Portrait of George Frederick Handel (1685-1759) circa 1756-60.
After Thomas Hudson. Oil on canvas. 80.6 x 72.1 cm. On loan from the The Royal Collection.

It was truly a double delight for me. To be in the space, to walk the rooms and to experience the ambience of an 18th-century London house (annual rent in 1742 was £50) with such music credentials was very special. I am a fan both of the grand, ornate choral works of Handel and the explosive and intricate guitar solos of Hendrix. And, I prefer to visit the past homes of the exceptionally talented and able rather than residences simply gifted down to generation after generation of the same family.
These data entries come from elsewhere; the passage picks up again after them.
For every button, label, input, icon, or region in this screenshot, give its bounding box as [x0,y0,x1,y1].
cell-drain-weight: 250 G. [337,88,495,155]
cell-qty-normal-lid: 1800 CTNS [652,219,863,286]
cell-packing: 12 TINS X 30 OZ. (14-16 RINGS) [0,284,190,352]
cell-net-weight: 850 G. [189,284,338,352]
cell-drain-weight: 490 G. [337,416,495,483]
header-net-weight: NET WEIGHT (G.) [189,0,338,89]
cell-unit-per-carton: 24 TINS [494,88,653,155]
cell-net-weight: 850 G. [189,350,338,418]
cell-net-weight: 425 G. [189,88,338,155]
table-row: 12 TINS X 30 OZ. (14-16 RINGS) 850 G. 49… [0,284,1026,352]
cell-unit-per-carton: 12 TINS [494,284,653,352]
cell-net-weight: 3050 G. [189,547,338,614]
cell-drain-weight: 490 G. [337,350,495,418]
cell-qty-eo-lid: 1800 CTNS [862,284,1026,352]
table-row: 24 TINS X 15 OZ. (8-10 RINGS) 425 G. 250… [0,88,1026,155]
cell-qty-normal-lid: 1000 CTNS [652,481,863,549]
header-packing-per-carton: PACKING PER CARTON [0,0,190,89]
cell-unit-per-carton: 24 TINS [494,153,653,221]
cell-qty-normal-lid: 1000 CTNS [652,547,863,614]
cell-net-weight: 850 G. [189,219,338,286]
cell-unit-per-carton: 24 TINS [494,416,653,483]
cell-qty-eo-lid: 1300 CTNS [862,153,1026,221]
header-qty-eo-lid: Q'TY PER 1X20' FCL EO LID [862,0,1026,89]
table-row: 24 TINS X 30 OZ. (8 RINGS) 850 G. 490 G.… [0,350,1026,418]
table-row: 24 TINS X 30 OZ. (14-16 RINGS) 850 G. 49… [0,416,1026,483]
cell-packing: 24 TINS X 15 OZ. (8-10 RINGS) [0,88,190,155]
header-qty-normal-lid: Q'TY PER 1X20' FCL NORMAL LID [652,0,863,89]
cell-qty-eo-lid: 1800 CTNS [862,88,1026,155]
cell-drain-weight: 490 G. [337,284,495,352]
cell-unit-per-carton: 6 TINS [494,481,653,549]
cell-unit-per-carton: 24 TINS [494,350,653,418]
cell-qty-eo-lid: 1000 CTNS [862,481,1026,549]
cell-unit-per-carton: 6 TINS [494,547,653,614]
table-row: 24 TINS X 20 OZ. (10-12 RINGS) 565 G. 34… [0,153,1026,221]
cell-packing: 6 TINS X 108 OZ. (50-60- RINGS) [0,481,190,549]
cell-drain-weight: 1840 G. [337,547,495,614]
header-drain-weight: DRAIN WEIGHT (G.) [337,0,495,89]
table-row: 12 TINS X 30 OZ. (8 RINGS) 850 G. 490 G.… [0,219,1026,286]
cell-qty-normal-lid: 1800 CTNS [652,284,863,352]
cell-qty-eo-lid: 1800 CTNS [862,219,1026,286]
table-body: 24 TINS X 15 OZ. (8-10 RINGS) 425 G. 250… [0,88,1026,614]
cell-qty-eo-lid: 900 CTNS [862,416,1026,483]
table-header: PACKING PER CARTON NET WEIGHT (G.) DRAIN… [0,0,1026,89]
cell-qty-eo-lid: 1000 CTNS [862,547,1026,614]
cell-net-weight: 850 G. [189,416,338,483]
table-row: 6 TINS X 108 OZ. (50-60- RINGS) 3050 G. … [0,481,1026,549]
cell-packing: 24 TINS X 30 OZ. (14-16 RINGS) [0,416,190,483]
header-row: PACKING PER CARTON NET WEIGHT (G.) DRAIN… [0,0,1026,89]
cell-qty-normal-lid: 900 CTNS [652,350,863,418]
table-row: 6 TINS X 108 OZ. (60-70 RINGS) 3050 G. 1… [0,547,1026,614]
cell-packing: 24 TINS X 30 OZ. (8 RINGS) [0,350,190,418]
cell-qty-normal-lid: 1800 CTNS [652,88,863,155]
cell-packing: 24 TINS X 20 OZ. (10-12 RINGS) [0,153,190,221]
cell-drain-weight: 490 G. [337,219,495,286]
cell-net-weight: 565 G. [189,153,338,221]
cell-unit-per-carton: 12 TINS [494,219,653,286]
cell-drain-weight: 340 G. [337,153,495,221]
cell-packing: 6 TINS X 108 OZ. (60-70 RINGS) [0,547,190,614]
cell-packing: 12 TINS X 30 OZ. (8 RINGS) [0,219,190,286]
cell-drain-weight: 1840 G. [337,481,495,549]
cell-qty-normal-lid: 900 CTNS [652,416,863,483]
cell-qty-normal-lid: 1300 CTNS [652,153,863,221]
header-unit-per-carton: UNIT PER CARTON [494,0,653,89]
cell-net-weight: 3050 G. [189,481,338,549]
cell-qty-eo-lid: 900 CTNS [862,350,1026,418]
Royal Music – Zadok the Priest. ‘Handel Coronation Anthems’, Arnold Edition published around 1760, part of the Gerard Byrne Collection.

We were lucky with the timing of our visit as in one room a volunteer was sat at the Kirckman harpsichord playing Handel’s ‘Air and Variations’ (The Harmonious Blacksmith). To hear Handel’s music played in his house was a breathtaking treat, sublime.

Kirckman Harpsichord made in 1745 being played by a volunteer. (Sadly I didn’t get his name.)

After experiencing the elegant Georgian rooms, it was, as you would guess, an utter change of gear as you step across from 25 Brook Street to the upper floors of 23 Brook Street and the Swinging Sixties of Jimi Hendrix.

The bedroom decoration has been reconstructed from surviving photographs of Hendrix when he lived at 23, Brook Street.
Original 1960s pieces have been sourced and some surviving originals such as this mirror recreate the classic 60s vibe.

Apart from the decorated bedroom there is a room of Hendrix memorabilia. The first guitar Jimi Hendrix ever played on British soil was Zoot Money’s Wandre ‘Blue Jean’ Model Guitar. It is still strung with the same strings that Jimi played on the day he made London his home in 1966.

Jimi arrived in London for the very first time when he stepped off a plane at Heathrow Airport with Chas Chandler on the morning of 24 September 1966. Jimi was taken straight from the airport to the West London Home of bandleader and keyboardist George Bruno ‘Zoot’ Money, a major figure on the Soho scene at the time. While looking for a guitar to play that evening, Jimi picked this instrument up and started playing it (apparently remarking it had a “nice easy action”), before Chas and Zoot managed to track down something more suitable for Jimi’s first public performance in London.

From the ‘Handel & Hendrix in London’ display.
The Wandre ‘Blue Jean’ Model Guitar

It is sad to note that it will be 50 years next month since Jimi Hendrix died at his Notting Hill home at the young age of 27. What a terrible loss to the world of music.

There is a little good news though, the ‘Handel & Hendrix in London’ museum is re-opening this Saturday, 22nd August 2020 – but, of course, now you have to book timed-tickets in advance.